Yes, in my experience with it, it always does it from cold and if you turn it off during the day and back on an hour or two later for example it just re heats up to set temp and no over shoot. That's why I was surprised it didn't overshoot as normal after a 3 week hiatus! Then wondered if it was to do with me running water through the group before temp realised. Anyway, just curious!


----------



## DavecUK (Aug 6, 2013)

JahLaza said:


> Then wondered if it was to do with me running water through the group before temp realised. Anyway, just curious!


 Probably


----------



## JahLaza (Mar 18, 2021)

DavecUK said:


> Probably


 Any risk of damage doing this or should one really wait until all settled to run water through the group? Note the reason I did was to refresh the brew boiler water after a period of non use and had emptied the steam boiler so might as well do both


----------



## DavecUK (Aug 6, 2013)

JahLaza said:


> Any risk of damage doing this or should one really wait until all settled to run water through the group? Note the reason I did was to refresh the brew boiler water after a period of non use and had emptied the steam boiler so might as well do both


 I'd wait...it's only 17 minutes...let it at least have it's fun once a day.
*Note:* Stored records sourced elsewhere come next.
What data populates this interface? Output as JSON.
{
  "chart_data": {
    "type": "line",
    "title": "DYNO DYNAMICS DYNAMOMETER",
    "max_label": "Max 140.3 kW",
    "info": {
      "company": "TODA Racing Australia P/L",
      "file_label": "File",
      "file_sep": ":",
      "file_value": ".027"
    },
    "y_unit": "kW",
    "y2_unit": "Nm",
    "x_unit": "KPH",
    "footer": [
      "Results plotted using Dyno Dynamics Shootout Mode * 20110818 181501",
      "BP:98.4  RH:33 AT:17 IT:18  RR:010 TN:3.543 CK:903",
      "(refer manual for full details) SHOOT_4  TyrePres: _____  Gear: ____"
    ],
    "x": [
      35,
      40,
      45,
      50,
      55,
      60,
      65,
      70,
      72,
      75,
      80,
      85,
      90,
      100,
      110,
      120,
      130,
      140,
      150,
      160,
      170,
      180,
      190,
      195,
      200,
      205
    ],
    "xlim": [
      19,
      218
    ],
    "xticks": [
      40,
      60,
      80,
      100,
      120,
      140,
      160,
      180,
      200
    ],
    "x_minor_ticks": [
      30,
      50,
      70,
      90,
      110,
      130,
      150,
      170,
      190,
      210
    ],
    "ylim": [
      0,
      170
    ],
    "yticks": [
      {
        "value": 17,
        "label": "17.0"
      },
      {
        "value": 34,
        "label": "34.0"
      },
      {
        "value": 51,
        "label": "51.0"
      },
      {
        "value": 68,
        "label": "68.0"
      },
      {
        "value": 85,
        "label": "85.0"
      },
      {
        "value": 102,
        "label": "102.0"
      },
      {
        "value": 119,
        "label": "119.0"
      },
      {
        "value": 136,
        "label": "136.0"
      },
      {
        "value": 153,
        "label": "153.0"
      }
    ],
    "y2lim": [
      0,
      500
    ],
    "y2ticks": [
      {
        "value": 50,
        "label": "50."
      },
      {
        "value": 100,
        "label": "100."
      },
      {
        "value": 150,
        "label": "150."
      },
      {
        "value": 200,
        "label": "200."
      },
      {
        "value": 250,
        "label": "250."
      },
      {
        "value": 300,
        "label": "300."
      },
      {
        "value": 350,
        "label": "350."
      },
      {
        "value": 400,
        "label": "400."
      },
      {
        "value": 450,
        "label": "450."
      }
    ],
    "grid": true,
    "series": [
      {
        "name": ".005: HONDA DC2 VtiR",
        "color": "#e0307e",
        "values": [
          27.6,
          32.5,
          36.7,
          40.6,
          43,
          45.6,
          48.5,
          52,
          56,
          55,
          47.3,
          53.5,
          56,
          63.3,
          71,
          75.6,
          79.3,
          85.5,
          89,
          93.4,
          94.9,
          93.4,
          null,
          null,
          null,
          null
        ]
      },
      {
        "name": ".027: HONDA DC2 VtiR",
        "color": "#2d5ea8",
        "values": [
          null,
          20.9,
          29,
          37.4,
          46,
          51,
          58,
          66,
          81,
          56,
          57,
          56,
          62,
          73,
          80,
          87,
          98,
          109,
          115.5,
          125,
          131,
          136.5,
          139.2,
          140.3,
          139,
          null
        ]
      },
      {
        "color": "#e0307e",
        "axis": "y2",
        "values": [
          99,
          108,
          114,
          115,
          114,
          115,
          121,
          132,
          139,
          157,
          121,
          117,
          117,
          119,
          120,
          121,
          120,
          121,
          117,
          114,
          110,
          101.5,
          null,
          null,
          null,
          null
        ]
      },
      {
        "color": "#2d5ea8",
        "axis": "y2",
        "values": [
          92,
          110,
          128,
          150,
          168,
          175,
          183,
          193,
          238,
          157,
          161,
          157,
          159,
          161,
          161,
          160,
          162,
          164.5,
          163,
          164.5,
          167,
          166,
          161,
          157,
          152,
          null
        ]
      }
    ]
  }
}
Oh it's the one machine you actually can use for hot water if you want (because of the way it works)..... Normally I warn against it, even if you have RO water....but if you do have very good water that won't scale or leave residues, you can use it for hot water.


----------



## 3timesaday (Nov 11, 2021)

Thanks for useful info!


----------



## Ozzy (Dec 1, 2021)

JahLaza said:


> Yes, in my experience with it, it always does it from cold and if you turn it off during the day and back on an hour or two later for example it just re heats up to set temp and no over shoot. That's why I was surprised it didn't overshoot as normal after a 3 week hiatus! Then wondered if it was to do with me running water through the group before temp realised. Anyway, just curious!


 Same thing here with my Lelit Elizabeth. When I asked this to the dealer here in Canada they told me that it can be a faulty probe so I had to ship the machine to them which was frustrating! after two weeks, they told me that the machine needs to be replaced as there was a boiler damage probably caused during the shipping and they sent me a replacement and it took another 2 weeks to receive that machine.

After a frustrating month without the espresso machine I was hoping to see this temperature overshoot issue has been fixed, but no luck there! Same thing is present with the replacement machine and there is more! This one has another weird issue where you program button 1 through LCC it actually programs button 2 and vice versa! I am truly shocked with the lack of quality control with those Lelit espresso machines. Moreover, I don't know if it is normal but there is a weird smell coming from the inside of machine when it heats up. It is like the smell that is usually present with the cheap knockoff electronic devices like cell phone chargers. I am not sure if this is normal or something is causing excessive heat inside and I really don't know what do to next with this machine because it is really frustrating to have a $2k machine with that much QC issues!


----------